There was no Aga here, just a faintly battered electric cooker, on which two bubbling saucepans sat. A table was laid for three, covered with an oilcloth boasting pictures of large red flowers. Beryl’s basket stood near a back door, lined with clean bedding. There was almost nothing on any
of the surfaces – tidiness taken to a disturbing extreme.

‘Right…now you’re here, I’ll get frying,’ said Kate briskly. ‘It doesn’t take long. Can we get you a drink?’

That was another thing – farmers were famously abstemious when it came to drink. If you found a dusty bottle of sherry in the back of a cupboard you were doing well. Where, Thea asked herself, did these stereotypes come from?
Cold Comfort Farm
, probably. ‘Thanks,’ she said cautiously.

‘Gin? Wine? Apple juice? Sherry?’

With a wry inward smile, Thea opted for sherry, only to be offered a choice of sweet or dry, and Granfer poured a generous glass from a new-looking bottle of Amontillado.

The smell of the liver and bacon frying was undeniably appealing. Then Kate added onions and it became irresistible. ‘Wow!’ Thea inhaled. ‘I can’t wait.’

Deftly, the woman produced mashed potato and sprouts, served from a large, warm dish onto large, warm plates. Then, with a flourish, she doled out three slices of liver and two rashers of bacon per person, returning to the cooker to make gravy from the fat and juice left in the pan. Granfer fetched a bottle of rich red wine, which had been previously opened,
and poured it out without being asked.

‘This is fantastic,’ Thea approved, after her first mouthful, which did not include any liver. ‘Incredible.’

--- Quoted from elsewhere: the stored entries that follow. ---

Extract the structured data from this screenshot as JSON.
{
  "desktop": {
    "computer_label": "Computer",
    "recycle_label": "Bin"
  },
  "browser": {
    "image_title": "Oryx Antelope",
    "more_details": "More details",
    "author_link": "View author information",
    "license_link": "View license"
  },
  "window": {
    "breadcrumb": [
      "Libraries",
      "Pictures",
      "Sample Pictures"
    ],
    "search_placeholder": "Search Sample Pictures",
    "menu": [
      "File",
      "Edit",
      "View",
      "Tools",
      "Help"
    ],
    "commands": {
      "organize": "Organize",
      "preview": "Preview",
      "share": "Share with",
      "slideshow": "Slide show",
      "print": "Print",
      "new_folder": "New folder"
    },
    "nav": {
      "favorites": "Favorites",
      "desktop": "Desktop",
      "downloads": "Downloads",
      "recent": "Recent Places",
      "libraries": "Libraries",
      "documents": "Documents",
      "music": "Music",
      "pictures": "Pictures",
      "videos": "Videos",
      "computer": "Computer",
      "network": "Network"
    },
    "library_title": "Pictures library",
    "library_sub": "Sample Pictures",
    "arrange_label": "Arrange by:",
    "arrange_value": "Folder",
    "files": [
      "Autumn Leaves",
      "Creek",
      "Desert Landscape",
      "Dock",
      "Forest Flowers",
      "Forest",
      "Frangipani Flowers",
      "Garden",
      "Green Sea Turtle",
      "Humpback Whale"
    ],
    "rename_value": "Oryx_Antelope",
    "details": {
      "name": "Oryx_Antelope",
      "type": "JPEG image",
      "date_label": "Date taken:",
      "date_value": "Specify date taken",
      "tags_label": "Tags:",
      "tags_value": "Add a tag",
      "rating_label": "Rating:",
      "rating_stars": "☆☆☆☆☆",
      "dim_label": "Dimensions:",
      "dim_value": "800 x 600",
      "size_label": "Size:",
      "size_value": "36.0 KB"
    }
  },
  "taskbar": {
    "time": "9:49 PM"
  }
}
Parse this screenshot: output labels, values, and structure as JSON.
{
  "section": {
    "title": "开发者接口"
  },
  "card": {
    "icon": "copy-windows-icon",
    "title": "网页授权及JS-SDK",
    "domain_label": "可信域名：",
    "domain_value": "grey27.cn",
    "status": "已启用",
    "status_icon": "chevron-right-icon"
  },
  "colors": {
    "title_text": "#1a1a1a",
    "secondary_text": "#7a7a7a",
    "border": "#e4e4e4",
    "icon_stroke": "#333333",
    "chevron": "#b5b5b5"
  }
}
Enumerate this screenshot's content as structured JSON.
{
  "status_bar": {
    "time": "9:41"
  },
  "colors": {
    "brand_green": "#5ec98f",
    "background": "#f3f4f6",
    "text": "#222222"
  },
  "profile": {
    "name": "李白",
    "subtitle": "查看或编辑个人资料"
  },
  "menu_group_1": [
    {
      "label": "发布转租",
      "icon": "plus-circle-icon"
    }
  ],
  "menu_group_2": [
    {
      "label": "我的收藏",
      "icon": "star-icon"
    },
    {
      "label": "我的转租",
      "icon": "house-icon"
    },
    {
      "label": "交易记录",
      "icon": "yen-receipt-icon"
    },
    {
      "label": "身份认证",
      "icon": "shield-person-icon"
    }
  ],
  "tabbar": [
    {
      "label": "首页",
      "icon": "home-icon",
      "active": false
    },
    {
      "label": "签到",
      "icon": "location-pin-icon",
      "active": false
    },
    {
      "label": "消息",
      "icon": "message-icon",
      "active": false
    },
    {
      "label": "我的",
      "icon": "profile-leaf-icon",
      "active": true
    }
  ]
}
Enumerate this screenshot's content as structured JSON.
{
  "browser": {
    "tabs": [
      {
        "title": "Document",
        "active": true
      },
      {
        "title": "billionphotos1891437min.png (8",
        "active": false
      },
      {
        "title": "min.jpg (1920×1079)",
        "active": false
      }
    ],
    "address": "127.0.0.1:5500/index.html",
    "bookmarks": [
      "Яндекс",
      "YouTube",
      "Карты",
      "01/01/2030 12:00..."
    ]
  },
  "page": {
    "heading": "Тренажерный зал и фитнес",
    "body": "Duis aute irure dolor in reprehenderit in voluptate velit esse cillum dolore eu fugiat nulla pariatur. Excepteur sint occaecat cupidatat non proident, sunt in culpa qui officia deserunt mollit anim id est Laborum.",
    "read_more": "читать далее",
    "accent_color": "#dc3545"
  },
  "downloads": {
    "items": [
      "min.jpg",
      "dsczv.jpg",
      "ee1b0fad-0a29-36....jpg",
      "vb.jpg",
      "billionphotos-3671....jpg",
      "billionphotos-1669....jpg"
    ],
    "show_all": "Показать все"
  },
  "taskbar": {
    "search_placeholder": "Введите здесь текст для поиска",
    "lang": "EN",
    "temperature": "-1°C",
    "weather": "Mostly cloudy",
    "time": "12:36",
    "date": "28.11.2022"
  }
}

‘Well, we always say if you can’t enjoy the fruits of your own labour, then what’s the point of it all?’ said Kate. ‘This is from our own lambs, of course. They were a good lot last year. Pity the price was so poor. We reckon we made about fifty pence on each one.’

The moment had come – she could not defer it any longer. Cutting a small piece of liver even smaller, she coated it with gravy and popped it in.

It was so different from her expectation that she closed her eyes for better concentration. Soft, and with a taste she could never remember experiencing before, it was as if her whole body had been waiting for this moment for years. Quickly she took a larger piece, impatient to repeat the miracle. ‘Fabulous,’ she sighed, when her mouth was empty. ‘I’ve never tasted anything like it.’

‘Full of goodness,’ Kate nodded carelessly. ‘Most likely your body’s been starved of the vitamins and minerals it needs. Liver’s the best source of iron, for a start. Plus all sorts of other things.’

It was easy to believe. The two remaining slices
on her plate seemed far less than she wanted and needed, and she had to force herself not to gobble it down. ‘People forget how to cook it, these days. Keep it simple – that’s the thing.’ Kate was plainly gratified by Thea’s response, but equally plainly she did not intend to spend the whole meal discussing food production.

‘We’ve been talking about you,’ she said frankly.

‘Oh?’ Thea took a gulp of the wine, aware that it was something rather good.

‘Funny way to live, we thought – moving around from one house to another, never really coming to know anybody. Getting into things you don’t understand. Made us curious, to be honest.’

The old man, sitting opposite Thea, met her eye and gave her a friendly wink. It made her feel very young and naive and rather vulnerable. These people were so firmly settled,
rooted
, with their self-sufficiency and long memories. They were normal, in a way that Thea suspected she could never be. They knew a few people very well, watched the same things on telly as everyone else, visited the sick and kept a clean and tidy house. And they recognised a troubled soul when they saw it.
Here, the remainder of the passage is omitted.